Xbase "Generic term for the dBASE family of database languages. Coined in response to threatened litigation over use of the copyrighted trademark 'dBASE'."
FOLDOC Free On-Line Dictionary Of Computing
xBase is the generic term for all programming languages that derive from the original dBase (Aston-Tate) programming language. There are indicators that there was a non-commercial predecessor.
Wikipedia, the free encyclopedia

Xbase is a complex of data files (.DBF), indexes (NDX, MDX, CDX etc.) and eventually note files (DBT) for storing large amounts of formatted data in a structured form.

The Xbase family of databases is covering the dBase, Clipper, FoxPro, and their Windows equivalents Visual dBase, Visual Objects, and Visual FoxPro, plus some older products. All are based on the .DBF file format.

Basically Xbase has four different types of files:

The Data File
(NN.dbf) The core data file arround which all other system files are grouped. Without the data file - no database!
The Index file(s)
(NN.idx, NN.ndx, NN.cdx) Indexes pointing to a field in the *.dbf
The Full text file(s)
(NN.dbt) or in Xbase lingo: Memo files. i.e. a separate file containing full text fields)
Descriptive files
Various files decriping labels, variables, stored expressions etc.
In this list NN reprecents the database name.

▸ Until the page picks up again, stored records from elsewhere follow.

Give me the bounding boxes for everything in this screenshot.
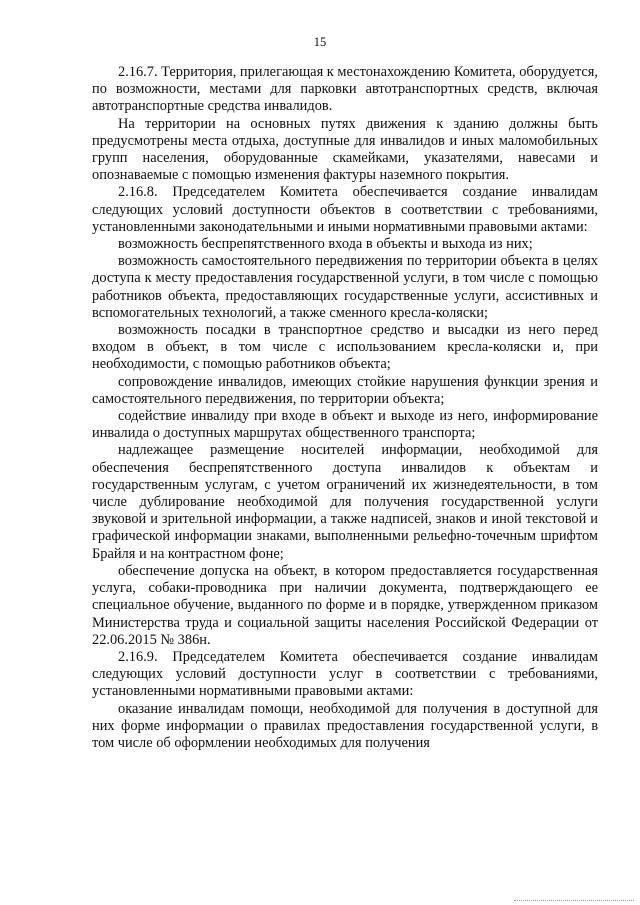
list-item-independent-movement: возможность самостоятельного передвижения по территории объекта в целях доступа к месту предоставления государственной услуги, в том числе с помощью работников объекта, предоставляющих государственные услуги, ассистивных и вспомогательных технологий, а также сменного кресла-коляски; xyxy=(92,253,598,321)
list-item-guide-dog: обеспечение допуска на объект, в котором предоставляется государственная услуга, собаки-проводника при наличии документа, подтверждающего ее специальное обучение, выданного по форме и в порядке, утвержденном приказом Министерства труда и социальной защиты населения Российской Федерации от 22.06.2015 № 386н. xyxy=(92,562,598,648)
list-item-help-information: оказание инвалидам помощи, необходимой для получения в доступной для них форме информации о правилах предоставления государственной услуги, в том числе об оформлении необходимых для получения xyxy=(92,700,598,751)
document-body xyxy=(92,64,598,752)
paragraph-2-16-7: 2.16.7. Территория, прилегающая к местонахождению Комитета, оборудуется, по возможности, местами для парковки автотранспортных средств, включая автотранспортные средства инвалидов. xyxy=(92,64,599,115)
list-item-entry-exit: возможность беспрепятственного входа в объекты и выхода из них; xyxy=(118,236,533,253)
paragraph-territory-rest-places: На территории на основных путях движения к зданию должны быть предусмотрены места отдыха, доступные для инвалидов и иных маломобильных групп населения, оборудованные скамейками, указателями, навесами и опознаваемые с помощью изменения фактуры наземного покрытия. xyxy=(92,115,598,184)
list-item-boarding-transport: возможность посадки в транспортное средство и высадки из него перед входом в объект, в том числе с использованием кресла-коляски и, при необходимости, с помощью работников объекта; xyxy=(92,322,598,373)
paragraph-2-16-9: 2.16.9. Председателем Комитета обеспечивается создание инвалидам следующих условий доступности услуг в соответствии с требованиями, установленными нормативными правовыми актами: xyxy=(92,648,598,700)
paragraph-2-16-8: 2.16.8. Председателем Комитета обеспечивается создание инвалидам следующих условий доступности объектов в соответствии с требованиями, установленными законодательными и иными нормативными правовыми актами: xyxy=(92,184,598,235)
list-item-information-placement: надлежащее размещение носителей информации, необходимой для обеспечения беспрепятственного доступа инвалидов к объектам и государственным услугам, с учетом ограничений их жизнедеятельности, в том числе дублирование необходимой для получения государственной услуги звуковой и зрительной информации, а также надписей, знаков и иной текстовой и графической информации знаками, выполненными рельефно-точечным шрифтом Брайля и на контрастном фоне; xyxy=(92,442,598,562)
list-item-escort: сопровождение инвалидов, имеющих стойкие нарушения функции зрения и самостоятельного передвижения, по территории объекта; xyxy=(92,373,598,407)
list-item-assistance-routes: содействие инвалиду при входе в объект и выходе из него, информирование инвалида о доступных маршрутах общественного транспорта; xyxy=(92,408,598,442)
scan-edge-mark xyxy=(514,898,634,901)
page-number: 15 xyxy=(313,35,327,49)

The name and type of index files depends on the database name.

Xbase is almost compatible with dBASE and is actually a clone of dBASE. The creator of dBASE Ashton-Tate (and later Borland) has the copyright for the name dBASE, but NOT the structure.
Therefor the name Xbase (It smells like - but it's not :-) has been widely used for look-alike data structures.
There has been an attempt to create a standard for Xbase. I have not been able to determine the status of the Xbase commity’s work.

Xbase has - like most dBASE clones - it's offspring in the dBASE III+ file structure. I've tried to add all later enhancements as notes to the structure of the dBASE III files.